For the first time ever, Hawaiians had to register their land where they lived.  This had to be done by a Konohiki in most cases and because the process was so foreign to their understanding,  deadlines were often missed or the paperwork wasnʻt done at all.  Furthermore, the surviving number of Hawaiians were often subject to isolation and poverty.  Many did not understand about selling their land and over the course of two to three generations, lands were lost in a variety of ways including proof of genealogy, when trying to register after the initial awardee had passed away.  Further historical development was too distracting.

Also in 1900: 
  • the Bubonic plague caused parts of Honolulu and Kahului to be burnt down.  The Fire Claims Commission was formed through Act 15 of 1901.  After hearings and adjudication, a total of $3,175,132.90 was spent but only $1,473,173 represented the total amount awarded to 6,784 fire victims who were mostly of the Chinese, Japanese and Hawaiian ethnicity.
  • Leprosy was still intact: In the 1860ʻs there were over 8000 patients torn from their families and exiled in Kalaupapa, surrounded by steep cliffs.  By 1900, the remaining 1000 had made their lives there and had married one another.  Their quarantine was not lifted until 1969 though.  A handful survive today.  
  • Chinese, Portuguese, Japanese, and now Puerto Ricans were  all brought to Hawaiʻi during this specific time.
  • The illegal annexation had only occurred in 1898
  •  April 30, 1900: Hawaii Territory was organized, Sess. 1, ch. 339, 31 Stat. 141 
  • According to the discussion between Senators Bacon and Cullom, the US knew quite well that what they were doing was illegal.  [see page 4454]
  • The US boldly admits that the conquest was to increase wealth by using annexation to avoid paying import taxes.
  • The Moana Hotel was just being built in 1900,  as tourism to Hawaiʻi had only begun in 1882 with the Matson Company.  
  • There was a division in the US Senate, led by anti-annexationist Senator White of California.  After two long weeks of prolonging and filibustering, they gave into the imperialistic quorum and on July 6, the Senate voted 42-21 to pass the resolution.
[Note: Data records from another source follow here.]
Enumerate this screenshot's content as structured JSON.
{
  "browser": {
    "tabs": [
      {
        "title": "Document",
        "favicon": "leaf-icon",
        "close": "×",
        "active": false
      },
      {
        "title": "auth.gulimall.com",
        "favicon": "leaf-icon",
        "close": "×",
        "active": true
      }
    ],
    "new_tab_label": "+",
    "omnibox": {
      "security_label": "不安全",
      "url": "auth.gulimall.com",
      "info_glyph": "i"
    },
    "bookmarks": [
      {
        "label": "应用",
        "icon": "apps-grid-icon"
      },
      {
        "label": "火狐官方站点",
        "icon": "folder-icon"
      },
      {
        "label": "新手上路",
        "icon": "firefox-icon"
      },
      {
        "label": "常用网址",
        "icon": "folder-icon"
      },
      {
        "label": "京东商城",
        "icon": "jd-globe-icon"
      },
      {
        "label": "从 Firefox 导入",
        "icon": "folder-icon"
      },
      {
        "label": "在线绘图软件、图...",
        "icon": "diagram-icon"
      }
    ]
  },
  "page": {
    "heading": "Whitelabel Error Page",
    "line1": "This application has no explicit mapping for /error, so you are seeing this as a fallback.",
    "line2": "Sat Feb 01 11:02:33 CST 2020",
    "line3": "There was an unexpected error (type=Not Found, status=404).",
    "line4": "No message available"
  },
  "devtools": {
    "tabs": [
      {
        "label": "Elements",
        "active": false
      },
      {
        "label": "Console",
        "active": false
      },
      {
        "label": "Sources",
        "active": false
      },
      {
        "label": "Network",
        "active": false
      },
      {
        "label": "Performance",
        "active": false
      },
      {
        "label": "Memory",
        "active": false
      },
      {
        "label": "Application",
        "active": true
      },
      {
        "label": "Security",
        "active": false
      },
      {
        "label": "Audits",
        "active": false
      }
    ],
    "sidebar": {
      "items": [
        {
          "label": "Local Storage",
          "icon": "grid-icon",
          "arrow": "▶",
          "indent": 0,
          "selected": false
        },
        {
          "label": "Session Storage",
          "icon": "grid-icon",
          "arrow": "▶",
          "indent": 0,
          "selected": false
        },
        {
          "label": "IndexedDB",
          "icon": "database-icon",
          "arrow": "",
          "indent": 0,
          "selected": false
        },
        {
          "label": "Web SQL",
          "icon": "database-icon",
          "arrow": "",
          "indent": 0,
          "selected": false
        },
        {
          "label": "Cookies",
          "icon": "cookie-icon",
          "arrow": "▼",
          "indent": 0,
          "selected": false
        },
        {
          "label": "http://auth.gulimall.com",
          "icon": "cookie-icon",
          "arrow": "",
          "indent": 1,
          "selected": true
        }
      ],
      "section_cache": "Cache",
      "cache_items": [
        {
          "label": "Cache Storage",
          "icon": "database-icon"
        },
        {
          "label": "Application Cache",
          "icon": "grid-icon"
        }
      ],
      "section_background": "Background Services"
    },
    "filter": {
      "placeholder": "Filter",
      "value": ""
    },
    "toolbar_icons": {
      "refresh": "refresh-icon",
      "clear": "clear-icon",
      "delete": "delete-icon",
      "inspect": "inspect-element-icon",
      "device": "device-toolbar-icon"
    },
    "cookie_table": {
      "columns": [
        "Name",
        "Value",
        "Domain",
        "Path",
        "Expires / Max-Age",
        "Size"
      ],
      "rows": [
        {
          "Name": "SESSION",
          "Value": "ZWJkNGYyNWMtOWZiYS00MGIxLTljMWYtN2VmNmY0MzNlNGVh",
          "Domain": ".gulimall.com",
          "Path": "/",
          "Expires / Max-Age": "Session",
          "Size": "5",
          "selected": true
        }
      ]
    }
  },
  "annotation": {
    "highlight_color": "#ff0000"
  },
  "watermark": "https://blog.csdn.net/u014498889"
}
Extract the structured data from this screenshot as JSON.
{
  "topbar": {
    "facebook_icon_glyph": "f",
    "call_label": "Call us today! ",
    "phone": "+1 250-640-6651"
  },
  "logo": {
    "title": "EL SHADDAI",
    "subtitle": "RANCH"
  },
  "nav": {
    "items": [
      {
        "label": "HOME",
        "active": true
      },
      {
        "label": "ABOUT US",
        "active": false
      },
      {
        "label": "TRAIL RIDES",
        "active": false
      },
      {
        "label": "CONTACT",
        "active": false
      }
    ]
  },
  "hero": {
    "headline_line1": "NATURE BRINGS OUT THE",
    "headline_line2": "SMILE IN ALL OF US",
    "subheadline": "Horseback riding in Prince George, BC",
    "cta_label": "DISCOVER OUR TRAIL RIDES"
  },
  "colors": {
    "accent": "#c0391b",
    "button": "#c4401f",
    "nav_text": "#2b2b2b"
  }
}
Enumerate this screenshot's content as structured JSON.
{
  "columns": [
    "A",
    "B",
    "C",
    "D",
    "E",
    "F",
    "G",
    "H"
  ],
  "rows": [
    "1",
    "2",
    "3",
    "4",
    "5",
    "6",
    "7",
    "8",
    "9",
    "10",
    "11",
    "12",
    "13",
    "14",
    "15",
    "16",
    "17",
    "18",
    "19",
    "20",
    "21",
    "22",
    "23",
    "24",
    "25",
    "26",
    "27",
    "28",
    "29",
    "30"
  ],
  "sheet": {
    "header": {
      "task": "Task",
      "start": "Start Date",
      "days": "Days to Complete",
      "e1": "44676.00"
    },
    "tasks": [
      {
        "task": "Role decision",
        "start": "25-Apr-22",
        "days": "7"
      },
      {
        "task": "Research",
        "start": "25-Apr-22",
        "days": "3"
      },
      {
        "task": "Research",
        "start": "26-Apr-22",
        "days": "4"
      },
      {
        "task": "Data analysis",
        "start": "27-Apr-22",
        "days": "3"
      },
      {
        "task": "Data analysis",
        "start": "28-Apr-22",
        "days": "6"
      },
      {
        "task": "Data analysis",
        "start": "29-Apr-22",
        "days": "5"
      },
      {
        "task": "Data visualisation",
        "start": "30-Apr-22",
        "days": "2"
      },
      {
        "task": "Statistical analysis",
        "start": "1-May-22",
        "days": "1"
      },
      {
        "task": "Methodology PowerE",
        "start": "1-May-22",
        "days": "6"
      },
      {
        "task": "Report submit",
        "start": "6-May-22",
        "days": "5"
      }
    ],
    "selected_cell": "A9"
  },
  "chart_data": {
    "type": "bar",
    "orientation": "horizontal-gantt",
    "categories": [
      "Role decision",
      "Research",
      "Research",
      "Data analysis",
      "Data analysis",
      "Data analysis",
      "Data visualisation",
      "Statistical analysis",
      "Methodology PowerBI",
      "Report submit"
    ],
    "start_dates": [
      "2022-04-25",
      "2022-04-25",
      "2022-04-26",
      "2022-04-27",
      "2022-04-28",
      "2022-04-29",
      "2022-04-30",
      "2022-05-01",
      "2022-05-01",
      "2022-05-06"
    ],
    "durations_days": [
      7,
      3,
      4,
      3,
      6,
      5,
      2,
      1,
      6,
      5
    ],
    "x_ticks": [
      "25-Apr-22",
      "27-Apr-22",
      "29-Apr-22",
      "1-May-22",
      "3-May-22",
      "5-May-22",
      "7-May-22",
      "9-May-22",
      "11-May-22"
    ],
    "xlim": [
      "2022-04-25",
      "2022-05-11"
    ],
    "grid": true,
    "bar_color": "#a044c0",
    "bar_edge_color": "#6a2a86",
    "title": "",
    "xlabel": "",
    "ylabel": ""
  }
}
Here We Are Again, negative portrayal of the 1901 Hawaii Territorial Legislature
in The Pacific Commercial Advertiser.
photo credit: Wikipedia

Everything in Hawaiʻi was changing so rapidly; so harshly.  But the implications of a traumatized community caused the dissolution of the Home Rule Party by 1912.  This is the history of that story: 

"In 1902 the Reform Party merged into the Home Rule Party
and suffered a schism after Prince Jonah Kūhiō Kalanianaʻole
left the party's convention on July 10
to temporarily form the Hui Kuokoa Party
before joining the Republicans.
In the 1902 elections the Republicans
successfully defeated Wilcox
by running Kalanianaʻole,
took control of the legislature with 26 of the 36 seats.
 Home Rule Party would continue in a weakened form until 1912."

In 1997, Kumu Vicky Holt Takamine revived the Aloha ʻĀina Party but the people were not ready to respond on a large enough level yet.  The fruit was not yet ripe enough.  At that time, the actual knowledge of our Hawaiʻiʻs history was still being uncovered.  It was also about that same time that Noenoe Silva was researching the National Archives and found the Kūʻē Petitions, stashed away and ignored for all of these years.


Almost two decades later, a group of childhood friends and family members got together to reassemble the Aloha ʻĀina Party, and after 107 years the party is operational with twenty-one candidates.  

Mahalo piha e ʻIo,
ke Akua, nā ʻAumākua,
ko kākou mau kūpuna iwi,
a me ke kīme o nā Aliʻi o Aloha ʻĀina Party.